Quello che successe precisamente quella notte non lo sapremo mai, tuttavia i superstiti e vari studi hanno permesso di avvicinarsi moltissimo alla verità. La mancata ottemperanza ai regolamenti e alle più basilari norme di buon senso generò la catena di eventi che portarono alla terribile esplosione.

Proprio questo fu infatti l’epilogo del “test di sicurezza” che doveva essere condotto sul reattore 4 quella notte. L’obbiettivo era quello di analizzare le vibrazioni della turbina quando il generatore fosse stato in condizioni di lavoro minime. Tuttavia gli addetti subentrati in turno non avevano le competenze necessarie ad effettuare in sicurezza il test, ne tanto meno sapevano del difetto congenito dei reattori RBMK.

Una volta fallito il test infatti tentarono di riportare la potenza a regime inserendo nuovamente le barre di controllo. Queste avevano però la punta in grafite che reagendo con l’idrogeno del liquido di raffreddamento non lasciarono scampo la reattore 4. Si ebbe infatti una forte esplosione che lo scoperchiò e liberò quindi nell’aria tonnellate di materiale radioattivo.

Chernobyl: la ferita di quella notte non è ancora guarita del tutto

Di fronte ad un disastro di queste proporzioni l’ecosistema è mutato drasticamente. La zona è infatti ancora pericolosa ed inagibile per i non addetti ai lavori.
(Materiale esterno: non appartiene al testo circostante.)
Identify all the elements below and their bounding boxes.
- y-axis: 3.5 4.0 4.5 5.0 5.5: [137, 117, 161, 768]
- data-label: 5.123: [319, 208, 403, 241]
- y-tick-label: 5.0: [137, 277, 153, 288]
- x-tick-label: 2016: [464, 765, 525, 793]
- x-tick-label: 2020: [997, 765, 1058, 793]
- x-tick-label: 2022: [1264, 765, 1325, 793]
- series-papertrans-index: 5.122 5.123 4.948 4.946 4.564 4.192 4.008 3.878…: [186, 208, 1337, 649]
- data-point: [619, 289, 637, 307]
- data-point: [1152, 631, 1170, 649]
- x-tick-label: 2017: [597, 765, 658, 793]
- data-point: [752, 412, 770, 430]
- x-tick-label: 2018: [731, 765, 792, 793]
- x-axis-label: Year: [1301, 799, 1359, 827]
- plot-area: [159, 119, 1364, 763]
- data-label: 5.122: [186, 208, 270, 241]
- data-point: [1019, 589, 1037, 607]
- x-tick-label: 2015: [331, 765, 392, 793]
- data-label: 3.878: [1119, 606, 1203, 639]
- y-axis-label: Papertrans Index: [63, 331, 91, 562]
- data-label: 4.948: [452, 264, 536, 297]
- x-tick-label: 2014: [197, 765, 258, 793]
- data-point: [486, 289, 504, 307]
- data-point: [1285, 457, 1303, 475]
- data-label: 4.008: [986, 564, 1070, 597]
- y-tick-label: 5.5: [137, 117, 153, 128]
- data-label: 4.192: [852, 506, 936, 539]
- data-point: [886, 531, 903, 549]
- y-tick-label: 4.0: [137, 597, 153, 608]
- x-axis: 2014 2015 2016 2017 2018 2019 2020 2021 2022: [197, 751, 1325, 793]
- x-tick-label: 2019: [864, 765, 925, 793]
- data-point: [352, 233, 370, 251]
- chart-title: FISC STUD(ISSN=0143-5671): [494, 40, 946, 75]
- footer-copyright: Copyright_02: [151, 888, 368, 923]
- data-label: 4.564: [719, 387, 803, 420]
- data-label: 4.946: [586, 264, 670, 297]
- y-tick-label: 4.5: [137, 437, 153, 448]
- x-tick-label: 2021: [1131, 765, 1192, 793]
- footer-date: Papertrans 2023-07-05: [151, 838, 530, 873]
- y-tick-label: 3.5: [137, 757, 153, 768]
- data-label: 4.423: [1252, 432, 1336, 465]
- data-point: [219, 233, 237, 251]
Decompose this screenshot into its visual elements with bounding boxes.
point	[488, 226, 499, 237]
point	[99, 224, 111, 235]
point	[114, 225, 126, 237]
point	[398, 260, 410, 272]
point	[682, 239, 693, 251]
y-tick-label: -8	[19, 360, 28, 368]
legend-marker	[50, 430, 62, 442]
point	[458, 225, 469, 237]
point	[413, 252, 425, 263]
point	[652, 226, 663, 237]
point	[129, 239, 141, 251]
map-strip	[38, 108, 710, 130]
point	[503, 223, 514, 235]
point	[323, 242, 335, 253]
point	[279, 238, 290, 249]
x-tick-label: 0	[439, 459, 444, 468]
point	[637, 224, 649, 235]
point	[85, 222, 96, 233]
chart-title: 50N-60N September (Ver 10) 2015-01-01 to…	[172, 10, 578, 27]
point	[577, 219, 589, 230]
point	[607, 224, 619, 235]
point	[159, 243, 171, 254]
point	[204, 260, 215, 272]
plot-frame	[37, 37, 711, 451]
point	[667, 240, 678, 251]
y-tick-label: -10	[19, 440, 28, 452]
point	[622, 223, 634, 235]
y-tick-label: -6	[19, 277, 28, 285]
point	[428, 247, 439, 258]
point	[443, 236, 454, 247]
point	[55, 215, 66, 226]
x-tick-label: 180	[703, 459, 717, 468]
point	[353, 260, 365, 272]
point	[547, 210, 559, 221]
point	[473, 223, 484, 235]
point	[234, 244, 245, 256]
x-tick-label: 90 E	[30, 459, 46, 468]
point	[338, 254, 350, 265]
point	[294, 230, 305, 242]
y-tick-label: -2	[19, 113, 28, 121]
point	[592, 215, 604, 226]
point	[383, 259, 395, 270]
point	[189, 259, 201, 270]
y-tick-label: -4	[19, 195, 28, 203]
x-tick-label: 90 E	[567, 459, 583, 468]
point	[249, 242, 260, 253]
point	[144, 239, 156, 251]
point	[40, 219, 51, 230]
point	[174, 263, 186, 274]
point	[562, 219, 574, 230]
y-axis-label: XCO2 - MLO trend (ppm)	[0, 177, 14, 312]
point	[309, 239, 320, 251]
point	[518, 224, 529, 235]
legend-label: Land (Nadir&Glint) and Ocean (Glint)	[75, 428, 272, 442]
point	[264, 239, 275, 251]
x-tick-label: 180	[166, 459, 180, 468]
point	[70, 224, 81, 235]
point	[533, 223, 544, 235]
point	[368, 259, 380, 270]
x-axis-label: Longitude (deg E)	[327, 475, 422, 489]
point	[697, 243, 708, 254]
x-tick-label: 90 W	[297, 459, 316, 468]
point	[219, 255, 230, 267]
A confermarlo sarebbero alcuni esperti che nei mesi scorsi hanno svolto accurate misurazioni nei pressi della “zona di esclusione”.

Per la prima volta in una missione di questo genere sono stati utilizzati dei “droni“, equipaggiati con alcuni spettrometri da raggi gamma. Il punto di partenza è stato a circa 13 chilometri dall’epicentro dell’incidente e si è mappata un’area di circa 15 chilometri quadrati. Come anticipato, le misurazioni hanno confermato la pericolosità della zona che rimarrà quindi interdetta fino a data da destinarsi.